The novel I’ve been working on for the past year and a half (working title The Randolph Drill) has been moving along at a snail’s pace since December, when the latest book-after-book string of editing jobs started bearing down on me. As per always: very glad for the work, and the work itself has been a kick. Lucky me! But (ain’t there always one of those?) my own book’s progress has suffered.
I’m still finding enough time for the book to feel like it’s a living thing, even if, for the past week, it hasn’t been an ambulatory living thing.
This isn’t another post to whine about that, though. (I try to limit myself to one such whiny-post a month.) The fact is that I’m still finding enough time for the book to feel like it’s a living thing, even if, for the past week, it hasn’t been an ambulatory living thing.
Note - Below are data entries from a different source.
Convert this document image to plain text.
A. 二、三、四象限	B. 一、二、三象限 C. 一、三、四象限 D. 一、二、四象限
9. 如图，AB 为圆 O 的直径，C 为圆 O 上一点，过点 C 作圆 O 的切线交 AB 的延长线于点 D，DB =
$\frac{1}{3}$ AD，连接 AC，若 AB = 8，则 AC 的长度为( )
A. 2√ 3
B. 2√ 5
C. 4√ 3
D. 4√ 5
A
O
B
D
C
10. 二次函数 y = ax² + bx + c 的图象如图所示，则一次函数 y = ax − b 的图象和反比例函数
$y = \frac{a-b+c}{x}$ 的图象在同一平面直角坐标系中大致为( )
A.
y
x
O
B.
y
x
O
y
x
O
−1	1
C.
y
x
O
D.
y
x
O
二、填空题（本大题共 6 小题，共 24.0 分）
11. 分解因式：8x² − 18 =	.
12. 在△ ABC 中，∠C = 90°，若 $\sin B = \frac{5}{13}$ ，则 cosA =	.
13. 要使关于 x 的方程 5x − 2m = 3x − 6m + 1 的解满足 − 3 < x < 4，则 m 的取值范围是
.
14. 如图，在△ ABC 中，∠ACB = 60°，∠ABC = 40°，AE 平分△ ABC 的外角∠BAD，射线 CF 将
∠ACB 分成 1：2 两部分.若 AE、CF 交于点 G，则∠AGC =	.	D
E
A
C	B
That is, it hasn’t been moving forward. (Hence the post-title’s stationary bike metaphor.)
Ten-and-a-half chapters (about 34,000 words) in, I’ve convinced myself that the original first-person, past-tense scheme just isn’t working. My protagonist is a 12-year-old kid while the story’s events unfold; I’d had him narrating his story looking back at it from 5 or 6 years downstream. There’s no particular reason that shouldn’t work, but I’ve just never been able to make the kid’s voice snap to life. I came to realize that I preferred the way the story moved when I was planning out a chapter, writing to myself about it in third person, present tense.
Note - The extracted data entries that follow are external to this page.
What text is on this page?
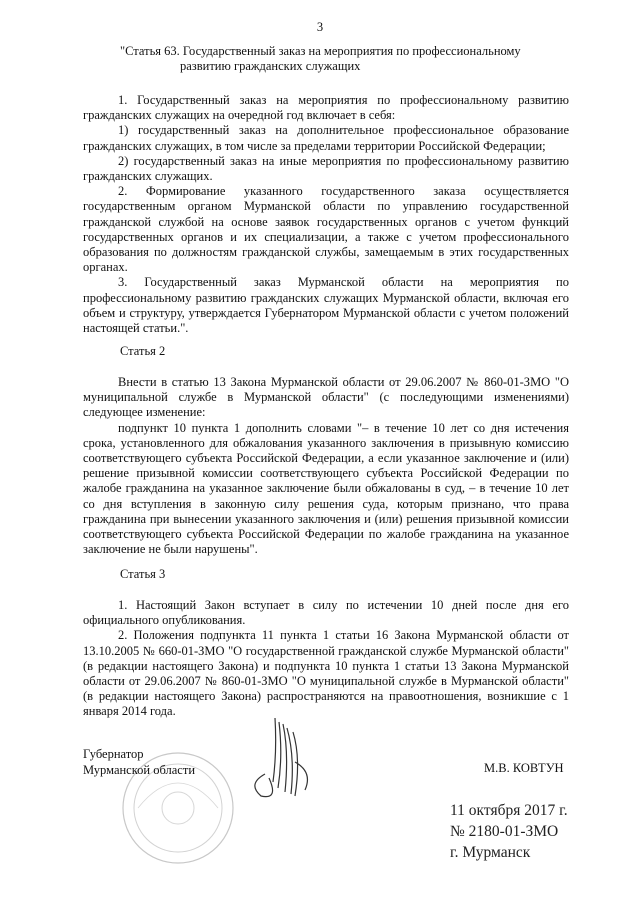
3
"Статья 63. Государственный заказ на мероприятия по профессиональному
развитию гражданских служащих

1. Государственный заказ на мероприятия по профессиональному развитию гражданских служащих на очередной год включает в себя:

1) государственный заказ на дополнительное профессиональное образование гражданских служащих, в том числе за пределами территории Российской Федерации;

2) государственный заказ на иные мероприятия по профессиональному развитию гражданских служащих.

2. Формирование указанного государственного заказа осуществляется государственным органом Мурманской области по управлению государственной гражданской службой на основе заявок государственных органов с учетом функций государственных органов и их специализации, а также с учетом профессионального образования по должностям гражданской службы, замещаемым в этих государственных органах.

3. Государственный заказ Мурманской области на мероприятия по профессиональному развитию гражданских служащих Мурманской области, включая его объем и структуру, утверждается Губернатором Мурманской области с учетом положений настоящей статьи.".

Статья 2

Внести в статью 13 Закона Мурманской области от 29.06.2007 № 860-01-ЗМО "О муниципальной службе в Мурманской области" (с последующими изменениями) следующее изменение:

подпункт 10 пункта 1 дополнить словами "– в течение 10 лет со дня истечения срока, установленного для обжалования указанного заключения в призывную комиссию соответствующего субъекта Российской Федерации, а если указанное заключение и (или) решение призывной комиссии соответствующего субъекта Российской Федерации по жалобе гражданина на указанное заключение были обжалованы в суд, – в течение 10 лет со дня вступления в законную силу решения суда, которым признано, что права гражданина при вынесении указанного заключения и (или) решения призывной комиссии соответствующего субъекта Российской Федерации по жалобе гражданина на указанное заключение не были нарушены".

Статья 3

1. Настоящий Закон вступает в силу по истечении 10 дней после дня его официального опубликования.

2. Положения подпункта 11 пункта 1 статьи 16 Закона Мурманской области от 13.10.2005 № 660-01-ЗМО "О государственной гражданской службе Мурманской области" (в редакции настоящего Закона) и подпункта 10 пункта 1 статьи 13 Закона Мурманской области от 29.06.2007 № 860-01-ЗМО "О муниципальной службе в Мурманской области" (в редакции настоящего Закона) распространяются на правоотношения, возникшие с 1 января 2014 года.

Губернатор
Мурманской области	М.В. КОВТУН
11 октября 2017 г.
№ 2180-01-ЗМО
г. Мурманск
I changed over what I’d written so far in the current chapter-in-progress to that scheme, and sure enough, I much preferred it. Plus it seems possible that the shortened distance from my planning-voice to the written chapter might allow me write leaner first-draft chapters (and get to the end of them more quickly). As is, chapters have been lumbering to the finish line at about twice the length they need to be, and I’m not allowing myself to move on until I get them within a few hundred words of their target length. (And yes, I need to do this. I can’t bear to thrash my way to the end of another 600-page draft of a story that has no business stretching beyond 300 pages. At least on something of a novel’s length, I need to pay disciplined, incremental [chapter-by-chapter] attention to keeping the pace moving, or else I’ll end up with an elephantine tangle that’s just too daunting to revise. I must fix this about myself.)
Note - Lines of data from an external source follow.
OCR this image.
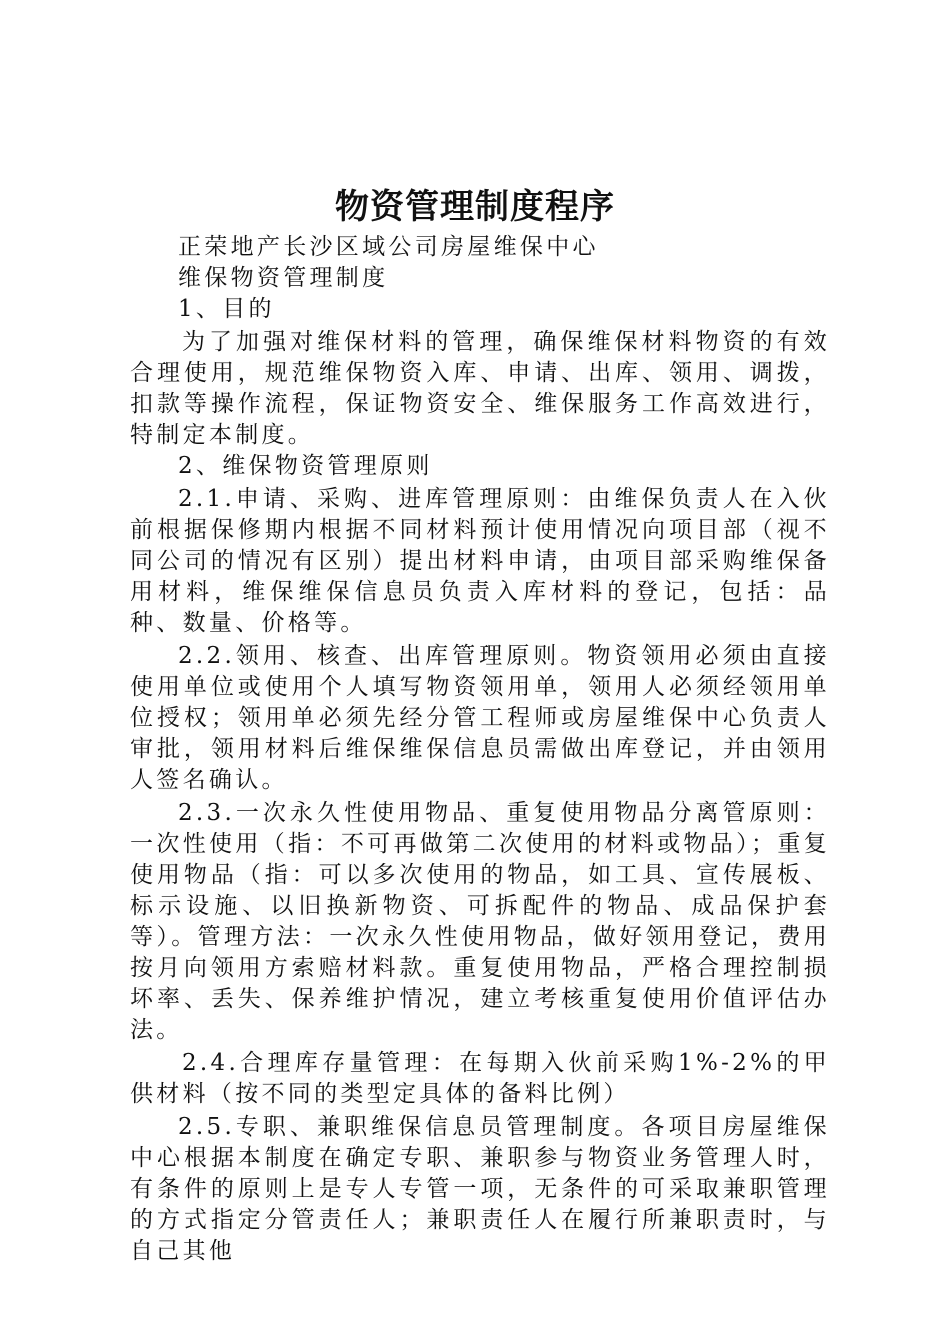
物资管理制度程序

正荣地产长沙区域公司房屋维保中心

维保物资管理制度

1、目的

为了加强对维保材料的管理，确保维保材料物资的有效合理使用，规范维保物资入库、申请、出库、领用、调拨，扣款等操作流程，保证物资安全、维保服务工作高效进行，特制定本制度。

2、维保物资管理原则

2.1.申请、采购、进库管理原则：由维保负责人在入伙前根据保修期内根据不同材料预计使用情况向项目部（视不同公司的情况有区别）提出材料申请，由项目部采购维保备用材料，维保维保信息员负责入库材料的登记，包括：品种、数量、价格等。

2.2.领用、核查、出库管理原则。物资领用必须由直接使用单位或使用个人填写物资领用单，领用人必须经领用单位授权；领用单必须先经分管工程师或房屋维保中心负责人审批，领用材料后维保维保信息员需做出库登记，并由领用人签名确认。

2.3.一次永久性使用物品、重复使用物品分离管原则：一次性使用（指：不可再做第二次使用的材料或物品）；重复使用物品（指：可以多次使用的物品，如工具、宣传展板、标示设施、以旧换新物资、可拆配件的物品、成品保护套等）。管理方法：一次永久性使用物品，做好领用登记，费用按月向领用方索赔材料款。重复使用物品，严格合理控制损坏率、丢失、保养维护情况，建立考核重复使用价值评估办法。

2.4.合理库存量管理：在每期入伙前采购1%-2%的甲供材料（按不同的类型定具体的备料比例）

2.5.专职、兼职维保信息员管理制度。各项目房屋维保中心根据本制度在确定专职、兼职参与物资业务管理人时，有条件的原则上是专人专管一项，无条件的可采取兼职管理的方式指定分管责任人；兼职责任人在履行所兼职责时，与自己其他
I’m spending my limited writing time these days working my way through the draft from the start, flipping it over to the new POV/tense scheme. I can do this work in little bursts at any time of day that happens to free itself up, and that’s helping. (I know, I know: If I were a bigger writer-man, I’d be able to bully myself into opening the actual-first-draft-creation tap at any time of day and in any setting. Instead, I can only seem to do it these days in a coffee shop with earbuds pumping in ambient-ish music, or in a hotel room somewhere. Another reason I need writing-therapy.)